Sánchez R, Argáez M, Guillén P
University of Texas aEl Paso, TX 79968, USA.
Annu Int Conf IEEE Eng Med Biol Soc. 2011;2011:3362-6. doi: 10.1109/IEMBS.2011.6090911.
The development of cancer diagnosis models and cancer discovery from DNA microarray data are of great interest in bioinformatics and medicine. In pattern recognition and machine learning, a classification problem refers to finding an algorithm for assigning a given input data into one of several categories. Many natural signals are sparse or compressible in the sense that they have short representations when expressed in a suitable basis. Motivated by the recent successful algorithm developments for sparse signal recovery, we apply the selective nature of sparse representation to perform the above mentioned classification. In order to find such sparse representation we implement an ℓ(1)-minimization algorithm. This methodology overcomes the lack of robustness with respect to outliers. In contrast to other classification algorithms, no model selection dependency is involved. The minimization algorithm is a convex relaxation-like that has been proven to efficiently recover sparse signals. To study its performance, the proposed method is applied to six tumor gene expression datasets and numerically compared with various support vector machine methods (SVM). The numerical results show that the ℓ(1)-minimization algorithm proposed performs at least comparably and often better than SVMs.

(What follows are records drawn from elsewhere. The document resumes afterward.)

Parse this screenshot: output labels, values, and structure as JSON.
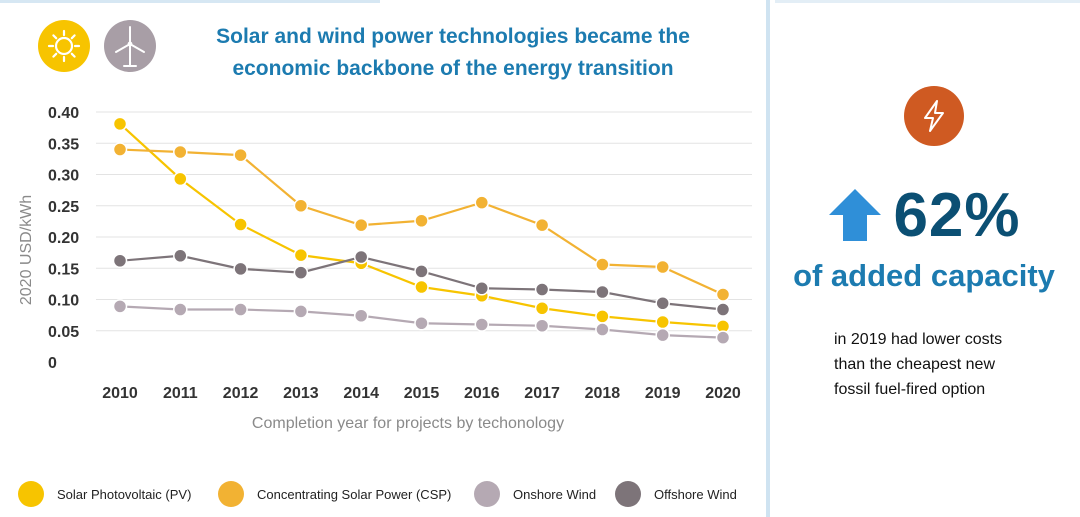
{
  "header": {
    "title_line1": "Solar and wind power technologies became the",
    "title_line2": "economic backbone of the energy transition",
    "icons": [
      "sun-icon",
      "wind-turbine-icon"
    ]
  },
  "chart_data": {
    "type": "line",
    "title": "Solar and wind power technologies became the economic backbone of the energy transition",
    "xlabel": "Completion year for projects by techonology",
    "ylabel": "2020 USD/kWh",
    "ylim": [
      0,
      0.4
    ],
    "yticks": [
      "0",
      "0.05",
      "0.10",
      "0.15",
      "0.20",
      "0.25",
      "0.30",
      "0.35",
      "0.40"
    ],
    "categories": [
      "2010",
      "2011",
      "2012",
      "2013",
      "2014",
      "2015",
      "2016",
      "2017",
      "2018",
      "2019",
      "2020"
    ],
    "grid": true,
    "legend_position": "bottom",
    "series": [
      {
        "name": "Solar Photovoltaic (PV)",
        "color": "#f7c400",
        "values": [
          0.381,
          0.293,
          0.22,
          0.171,
          0.158,
          0.12,
          0.106,
          0.086,
          0.073,
          0.064,
          0.057
        ]
      },
      {
        "name": "Concentrating Solar Power (CSP)",
        "color": "#f2b233",
        "values": [
          0.34,
          0.336,
          0.331,
          0.25,
          0.219,
          0.226,
          0.255,
          0.219,
          0.156,
          0.152,
          0.108
        ]
      },
      {
        "name": "Onshore Wind",
        "color": "#b5a9b3",
        "values": [
          0.089,
          0.084,
          0.084,
          0.081,
          0.074,
          0.062,
          0.06,
          0.058,
          0.052,
          0.043,
          0.039
        ]
      },
      {
        "name": "Offshore Wind",
        "color": "#7d7479",
        "values": [
          0.162,
          0.17,
          0.149,
          0.143,
          0.168,
          0.145,
          0.118,
          0.116,
          0.112,
          0.094,
          0.084
        ]
      }
    ]
  },
  "sidebar": {
    "icon": "lightning-bolt-icon",
    "arrow_icon": "up-arrow-icon",
    "stat_value": "62%",
    "stat_label": "of added capacity",
    "description_lines": [
      "in 2019 had lower costs",
      "than the cheapest new",
      "fossil fuel-fired option"
    ],
    "colors": {
      "accent": "#1c7bb0",
      "dark": "#0b4f73",
      "bolt": "#cf5a22",
      "arrow": "#2f8fd8"
    }
  }
}
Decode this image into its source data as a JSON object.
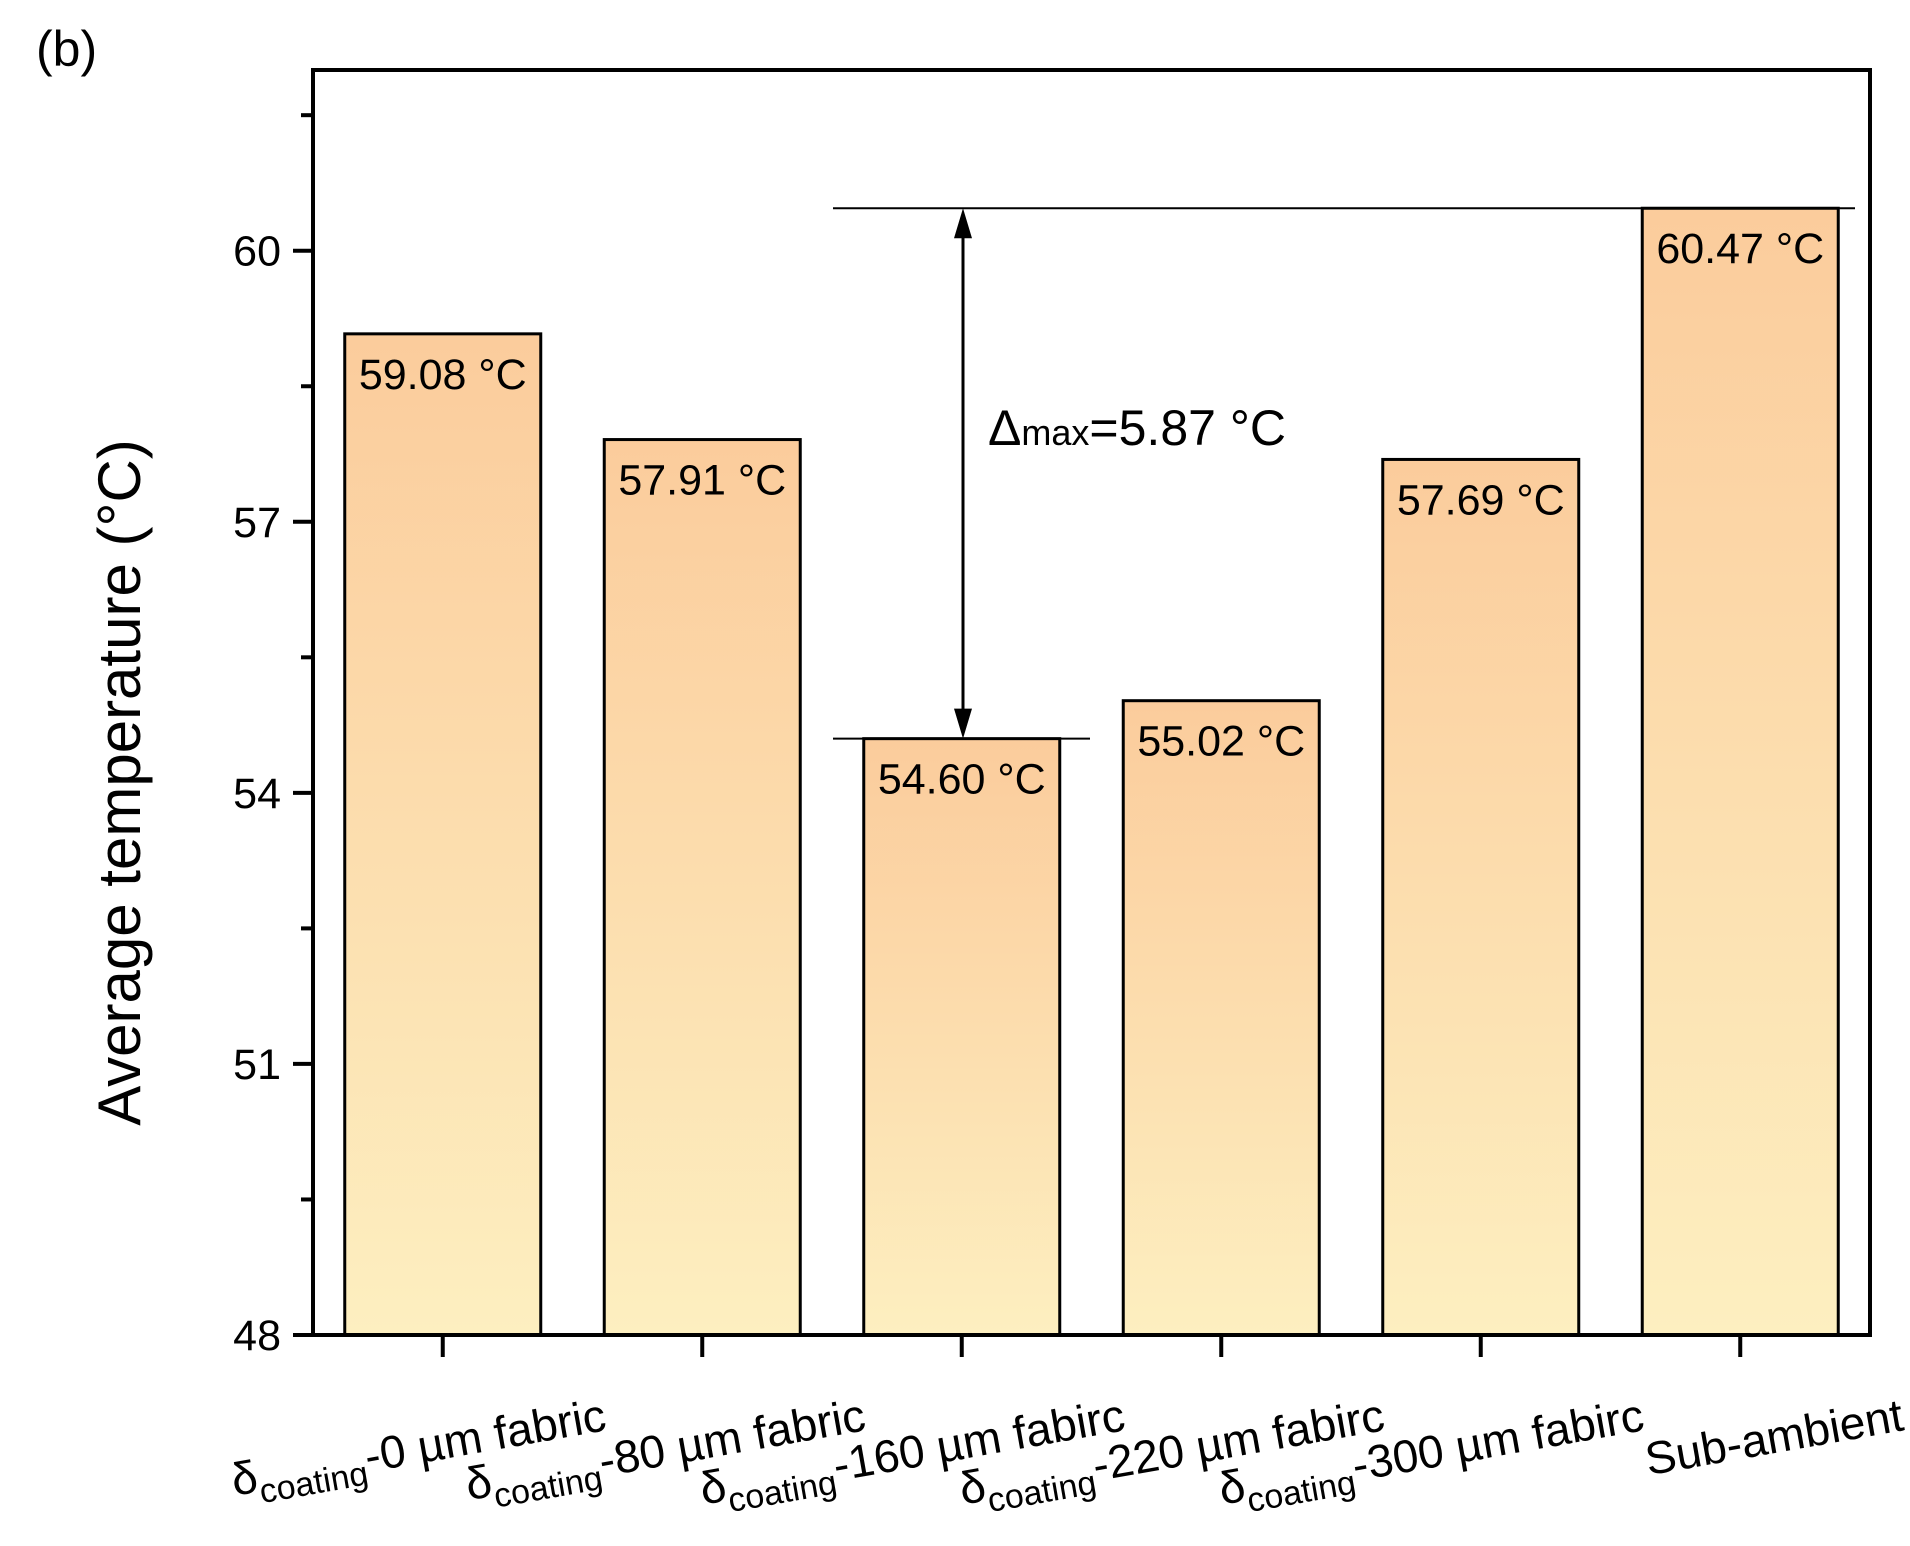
{
  "panel_label": "(b)",
  "chart_data": {
    "type": "bar",
    "categories": [
      {
        "prefix": "δ",
        "sub": "coating",
        "suffix": "-0 µm fabric"
      },
      {
        "prefix": "δ",
        "sub": "coating",
        "suffix": "-80 µm fabric"
      },
      {
        "prefix": "δ",
        "sub": "coating",
        "suffix": "-160 µm  fabirc"
      },
      {
        "prefix": "δ",
        "sub": "coating",
        "suffix": "-220 µm fabirc"
      },
      {
        "prefix": "δ",
        "sub": "coating",
        "suffix": "-300 µm fabirc"
      },
      {
        "prefix": "",
        "sub": "",
        "suffix": "Sub-ambient"
      }
    ],
    "values": [
      59.08,
      57.91,
      54.6,
      55.02,
      57.69,
      60.47
    ],
    "value_labels": [
      "59.08 °C",
      "57.91 °C",
      "54.60 °C",
      "55.02 °C",
      "57.69 °C",
      "60.47 °C"
    ],
    "ylabel": "Average temperature (°C)",
    "xlabel": "",
    "ylim": [
      48,
      62
    ],
    "yticks": [
      48,
      51,
      54,
      57,
      60
    ],
    "ytick_labels": [
      "48",
      "51",
      "54",
      "57",
      "60"
    ],
    "grid": false,
    "colors": {
      "bar_top": "#fbcc9c",
      "bar_bottom": "#fdefc0",
      "outline": "#000000"
    },
    "annotation": {
      "prefix": "Δ",
      "sub": "max",
      "suffix": "=5.87 °C",
      "from_value": 60.47,
      "to_value": 54.6
    }
  }
}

从DNA微阵列数据中开发癌症诊断模型以及发现癌症,在生物信息学和医学领域备受关注。在模式识别和机器学习中,分类问题是指找到一种算法,将给定的输入数据分配到几个类别之一。许多自然信号在某种意义上是稀疏的或可压缩的,即在合适的基下表示时具有简短的形式。受近期稀疏信号恢复算法成功发展的启发,我们应用稀疏表示的选择性来执行上述分类。为了找到这种稀疏表示,我们实现了一种ℓ(1)最小化算法。该方法克服了对异常值缺乏鲁棒性的问题。与其他分类算法不同,它不涉及模型选择的依赖性。最小化算法类似于一种凸松弛,已被证明能有效地恢复稀疏信号。为了研究其性能,将所提出的方法应用于六个肿瘤基因表达数据集,并与各种支持向量机方法(SVM)进行数值比较。数值结果表明,所提出的ℓ(1)最小化算法的性能至少与支持向量机相当,且通常优于支持向量机。